Europe

The president of Hungary vetoes the law that favors anonymous complaints against homosexual families

22 Apr. (EUROPE PRESS) –

The president of Hungary, Katalin Novak, has refused to promulgate the law that allows any citizen to anonymously denounce homosexual couples who have dependent children, so the text will return to Parliament for a new review.

The law, endorsed this month by the deputies, authorizes citizens to alert the authorities of those behaviors that allegedly violate “the role of marriage and the family recognized in the Constitution” and that do not take into account the rights of children to identify themselves “with the sex of birth”.

Kovak believes that the text weakens certain constitutional protections and includes articles that have nothing to do with the original purpose of the reform to combat corruption, according to the Bloomberg news agency.

The law, he adds, “cites the protection of constitutional values ​​to ambiguously introduce directives that lead to dubious application and legal consequences.”

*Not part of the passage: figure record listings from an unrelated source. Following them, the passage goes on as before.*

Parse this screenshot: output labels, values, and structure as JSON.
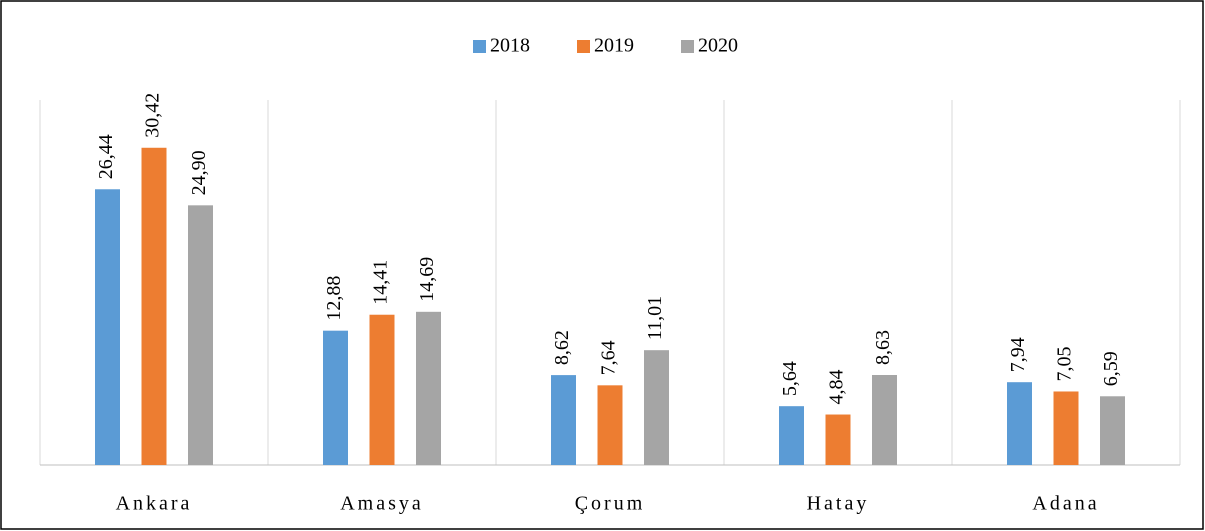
{
  "chart_data": {
    "type": "bar",
    "categories": [
      "Ankara",
      "Amasya",
      "Çorum",
      "Hatay",
      "Adana"
    ],
    "series": [
      {
        "name": "2018",
        "color": "#5b9bd5",
        "values": [
          26.44,
          12.88,
          8.62,
          5.64,
          7.94
        ],
        "value_labels": [
          "26,44",
          "12,88",
          "8,62",
          "5,64",
          "7,94"
        ]
      },
      {
        "name": "2019",
        "color": "#ed7d31",
        "values": [
          30.42,
          14.41,
          7.64,
          4.84,
          7.05
        ],
        "value_labels": [
          "30,42",
          "14,41",
          "7,64",
          "4,84",
          "7,05"
        ]
      },
      {
        "name": "2020",
        "color": "#a5a5a5",
        "values": [
          24.9,
          14.69,
          11.01,
          8.63,
          6.59
        ],
        "value_labels": [
          "24,90",
          "14,69",
          "11,01",
          "8,63",
          "6,59"
        ]
      }
    ],
    "ylim": [
      0,
      35
    ],
    "legend": "top"
  }
}
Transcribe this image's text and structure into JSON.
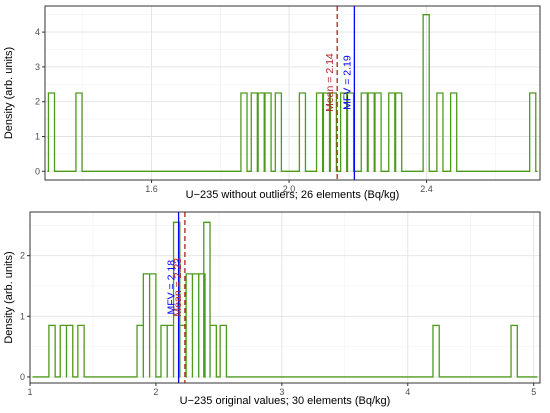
{
  "chart_data": [
    {
      "type": "histogram",
      "xlabel": "U−235 without outliers; 26 elements (Bq/kg)",
      "ylabel": "Density (arb. units)",
      "xlim": [
        1.29,
        2.73
      ],
      "ylim": [
        -0.25,
        4.75
      ],
      "xticks": [
        1.6,
        2.0,
        2.4
      ],
      "xtick_labels": [
        "1.6",
        "2.0",
        "2.4"
      ],
      "yticks": [
        0,
        1,
        2,
        3,
        4
      ],
      "yticks_labels": [
        "0",
        "1",
        "2",
        "3",
        "4"
      ],
      "grid": true,
      "color": "#4d9a1a",
      "bin_width": 0.0177,
      "bars": [
        {
          "x0": 1.3,
          "y": 2.25
        },
        {
          "x0": 1.38,
          "y": 2.25
        },
        {
          "x0": 1.86,
          "y": 2.25
        },
        {
          "x0": 1.89,
          "y": 2.25
        },
        {
          "x0": 1.91,
          "y": 2.25
        },
        {
          "x0": 1.93,
          "y": 2.25
        },
        {
          "x0": 1.96,
          "y": 2.25
        },
        {
          "x0": 2.03,
          "y": 2.25
        },
        {
          "x0": 2.08,
          "y": 2.25
        },
        {
          "x0": 2.1,
          "y": 2.25
        },
        {
          "x0": 2.12,
          "y": 2.25
        },
        {
          "x0": 2.15,
          "y": 2.25
        },
        {
          "x0": 2.17,
          "y": 2.25
        },
        {
          "x0": 2.21,
          "y": 2.25
        },
        {
          "x0": 2.23,
          "y": 2.25
        },
        {
          "x0": 2.25,
          "y": 2.25
        },
        {
          "x0": 2.29,
          "y": 2.25
        },
        {
          "x0": 2.31,
          "y": 2.25
        },
        {
          "x0": 2.39,
          "y": 4.5
        },
        {
          "x0": 2.43,
          "y": 2.25
        },
        {
          "x0": 2.47,
          "y": 2.25
        },
        {
          "x0": 2.7,
          "y": 2.25
        }
      ],
      "annotations": [
        {
          "label": "Mean = 2.14",
          "x": 2.14,
          "color": "#b22222",
          "style": "dashed"
        },
        {
          "label": "MFV = 2.19",
          "x": 2.19,
          "color": "#0000ff",
          "style": "solid"
        }
      ]
    },
    {
      "type": "histogram",
      "xlabel": "U−235 original values; 30 elements (Bq/kg)",
      "ylabel": "Density (arb. units)",
      "xlim": [
        1.0,
        5.05
      ],
      "ylim": [
        -0.1,
        2.72
      ],
      "xticks": [
        1,
        2,
        3,
        4,
        5
      ],
      "xtick_labels": [
        "1",
        "2",
        "3",
        "4",
        "5"
      ],
      "yticks": [
        0,
        1,
        2
      ],
      "yticks_labels": [
        "0",
        "1",
        "2"
      ],
      "grid": true,
      "color": "#4d9a1a",
      "bin_width": 0.0497,
      "bars": [
        {
          "x0": 1.15,
          "y": 0.85
        },
        {
          "x0": 1.24,
          "y": 0.85
        },
        {
          "x0": 1.29,
          "y": 0.85
        },
        {
          "x0": 1.38,
          "y": 0.85
        },
        {
          "x0": 1.85,
          "y": 0.85
        },
        {
          "x0": 1.9,
          "y": 1.7
        },
        {
          "x0": 1.95,
          "y": 1.7
        },
        {
          "x0": 2.04,
          "y": 0.85
        },
        {
          "x0": 2.09,
          "y": 0.85
        },
        {
          "x0": 2.14,
          "y": 2.55
        },
        {
          "x0": 2.19,
          "y": 0.85
        },
        {
          "x0": 2.24,
          "y": 1.7
        },
        {
          "x0": 2.29,
          "y": 1.7
        },
        {
          "x0": 2.34,
          "y": 1.7
        },
        {
          "x0": 2.38,
          "y": 2.55
        },
        {
          "x0": 2.43,
          "y": 0.85
        },
        {
          "x0": 2.51,
          "y": 0.85
        },
        {
          "x0": 4.2,
          "y": 0.85
        },
        {
          "x0": 4.82,
          "y": 0.85
        }
      ],
      "annotations": [
        {
          "label": "MFV = 2.18",
          "x": 2.18,
          "color": "#0000ff",
          "style": "solid"
        },
        {
          "label": "Mean = 2.23",
          "x": 2.23,
          "color": "#b22222",
          "style": "dashed"
        }
      ]
    }
  ]
}
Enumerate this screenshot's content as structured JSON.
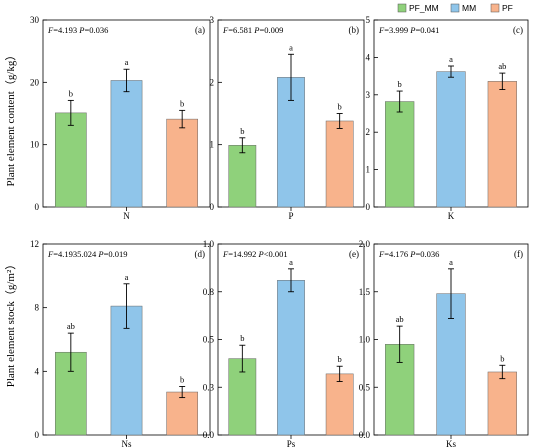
{
  "legend": [
    {
      "label": "PF_MM",
      "color": "#8fd17b"
    },
    {
      "label": "MM",
      "color": "#8fc5ea"
    },
    {
      "label": "PF",
      "color": "#f8b38c"
    }
  ],
  "row_labels": {
    "top": "Plant element content（g/kg）",
    "bottom": "Plant element stock（g/m²）"
  },
  "chart_data": [
    {
      "type": "bar",
      "tag": "(a)",
      "stat": {
        "f": "=4.193",
        "p": "=0.036"
      },
      "ylim": [
        0,
        30
      ],
      "yticks": [
        "0",
        "10",
        "20",
        "30"
      ],
      "ytick_values": [
        0,
        10,
        20,
        30
      ],
      "xlabel": "N",
      "series": [
        {
          "name": "PF_MM",
          "value": 15.1,
          "error": 2.0,
          "letter": "b"
        },
        {
          "name": "MM",
          "value": 20.3,
          "error": 1.8,
          "letter": "a"
        },
        {
          "name": "PF",
          "value": 14.1,
          "error": 1.4,
          "letter": "b"
        }
      ]
    },
    {
      "type": "bar",
      "tag": "(b)",
      "stat": {
        "f": "=6.581",
        "p": "=0.009"
      },
      "ylim": [
        0,
        3
      ],
      "yticks": [
        "0",
        "1",
        "2",
        "3"
      ],
      "ytick_values": [
        0,
        1,
        2,
        3
      ],
      "xlabel": "P",
      "series": [
        {
          "name": "PF_MM",
          "value": 0.99,
          "error": 0.12,
          "letter": "b"
        },
        {
          "name": "MM",
          "value": 2.08,
          "error": 0.37,
          "letter": "a"
        },
        {
          "name": "PF",
          "value": 1.38,
          "error": 0.12,
          "letter": "b"
        }
      ]
    },
    {
      "type": "bar",
      "tag": "(c)",
      "stat": {
        "f": "=3.999",
        "p": "=0.041"
      },
      "ylim": [
        0,
        5
      ],
      "yticks": [
        "0",
        "1",
        "2",
        "3",
        "4",
        "5"
      ],
      "ytick_values": [
        0,
        1,
        2,
        3,
        4,
        5
      ],
      "xlabel": "K",
      "series": [
        {
          "name": "PF_MM",
          "value": 2.82,
          "error": 0.28,
          "letter": "b"
        },
        {
          "name": "MM",
          "value": 3.62,
          "error": 0.15,
          "letter": "a"
        },
        {
          "name": "PF",
          "value": 3.36,
          "error": 0.22,
          "letter": "ab"
        }
      ]
    },
    {
      "type": "bar",
      "tag": "(d)",
      "stat": {
        "f": "=4.1935.024",
        "p": "=0.019"
      },
      "ylim": [
        0,
        12
      ],
      "yticks": [
        "0",
        "4",
        "8",
        "12"
      ],
      "ytick_values": [
        0,
        4,
        8,
        12
      ],
      "xlabel": "Ns",
      "series": [
        {
          "name": "PF_MM",
          "value": 5.2,
          "error": 1.2,
          "letter": "ab"
        },
        {
          "name": "MM",
          "value": 8.1,
          "error": 1.4,
          "letter": "a"
        },
        {
          "name": "PF",
          "value": 2.7,
          "error": 0.35,
          "letter": "b"
        }
      ]
    },
    {
      "type": "bar",
      "tag": "(e)",
      "stat": {
        "f": "=14.992",
        "p": "<0.001"
      },
      "ylim": [
        0,
        1.0
      ],
      "yticks": [
        "0.0",
        "0.3",
        "0.5",
        "0.8",
        "1.0"
      ],
      "ytick_values": [
        0,
        0.25,
        0.5,
        0.75,
        1.0
      ],
      "xlabel": "Ps",
      "series": [
        {
          "name": "PF_MM",
          "value": 0.4,
          "error": 0.07,
          "letter": "b"
        },
        {
          "name": "MM",
          "value": 0.81,
          "error": 0.06,
          "letter": "a"
        },
        {
          "name": "PF",
          "value": 0.32,
          "error": 0.04,
          "letter": "b"
        }
      ]
    },
    {
      "type": "bar",
      "tag": "(f)",
      "stat": {
        "f": "=4.176",
        "p": "=0.036"
      },
      "ylim": [
        0,
        2.0
      ],
      "yticks": [
        "0.0",
        "0.5",
        "1.0",
        "1.5",
        "2.0"
      ],
      "ytick_values": [
        0,
        0.5,
        1.0,
        1.5,
        2.0
      ],
      "xlabel": "Ks",
      "series": [
        {
          "name": "PF_MM",
          "value": 0.95,
          "error": 0.19,
          "letter": "ab"
        },
        {
          "name": "MM",
          "value": 1.48,
          "error": 0.26,
          "letter": "a"
        },
        {
          "name": "PF",
          "value": 0.66,
          "error": 0.07,
          "letter": "b"
        }
      ]
    }
  ]
}
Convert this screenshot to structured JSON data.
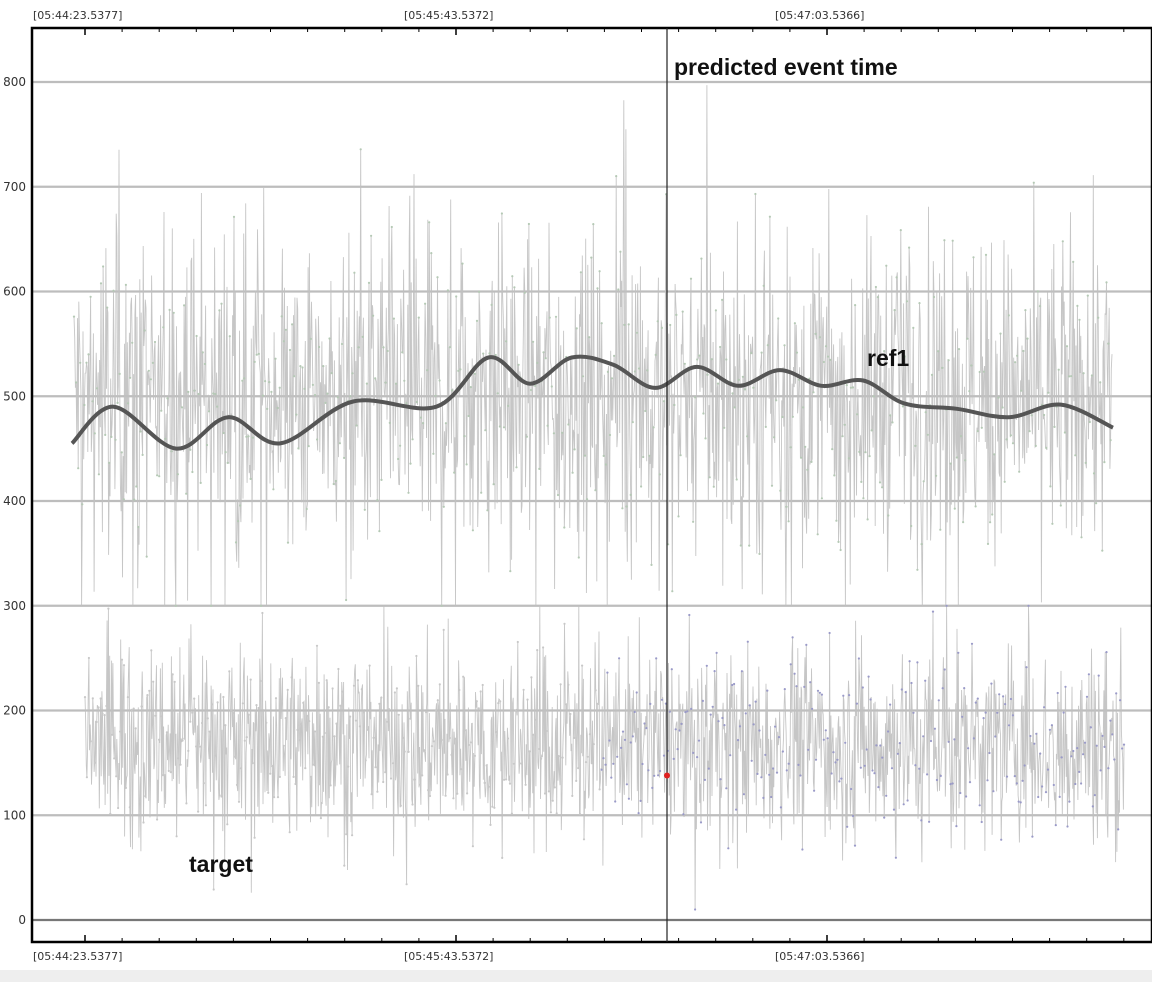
{
  "chart_data": {
    "type": "line",
    "x_ticks_top": [
      "[05:44:23.5377]",
      "[05:45:43.5372]",
      "[05:47:03.5366]"
    ],
    "x_ticks_bottom": [
      "[05:44:23.5377]",
      "[05:45:43.5372]",
      "[05:47:03.5366]"
    ],
    "y_ticks": [
      0,
      100,
      200,
      300,
      400,
      500,
      600,
      700,
      800
    ],
    "ylim": [
      -20,
      840
    ],
    "grid": true,
    "annotations": {
      "event_line": "predicted event time",
      "ref1": "ref1",
      "target": "target"
    },
    "series": [
      {
        "name": "ref1",
        "kind": "smoothed",
        "x": [
          0.0,
          0.04,
          0.1,
          0.15,
          0.2,
          0.27,
          0.35,
          0.4,
          0.44,
          0.48,
          0.52,
          0.56,
          0.6,
          0.64,
          0.68,
          0.72,
          0.76,
          0.8,
          0.85,
          0.9,
          0.95,
          1.0
        ],
        "values": [
          455,
          490,
          450,
          480,
          455,
          495,
          490,
          537,
          512,
          537,
          530,
          508,
          528,
          510,
          525,
          510,
          515,
          493,
          488,
          480,
          492,
          470
        ]
      },
      {
        "name": "ref1",
        "kind": "raw",
        "mean": 500,
        "range": [
          300,
          815
        ]
      },
      {
        "name": "target",
        "kind": "raw",
        "mean": 170,
        "range": [
          10,
          300
        ]
      }
    ],
    "event_marker": {
      "x_fraction": 0.57,
      "value": 138
    },
    "colors": {
      "raw": "#c0c0c0",
      "ref1_smoothed": "#555555",
      "grid": "#bdbdbd",
      "event_line": "#222222",
      "marker": "#e02020",
      "target_dots_after_event": "#9a9ac8"
    }
  }
}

The prime minister’s party, Viktor Orbán, has enough room to circumvent the president’s veto, although the letter written by Kovak includes infrequent criticism of the work of the government, to which he has generally been sympathetic.

The Hungarian Constitution specifies that marriage is a union “between a man and a woman” and adds that “the mother is a woman and the father is a man”, which implies prohibiting by law any model of adoption or foster care by of homosexual couples.

The Government has also taken measures to limit content or allusions to the LGTBI community in schools, arguing that it is up to families to decide the education of their children. However, his policies have generated doubts among organizations defending Human Rights, as well as in the European Commission.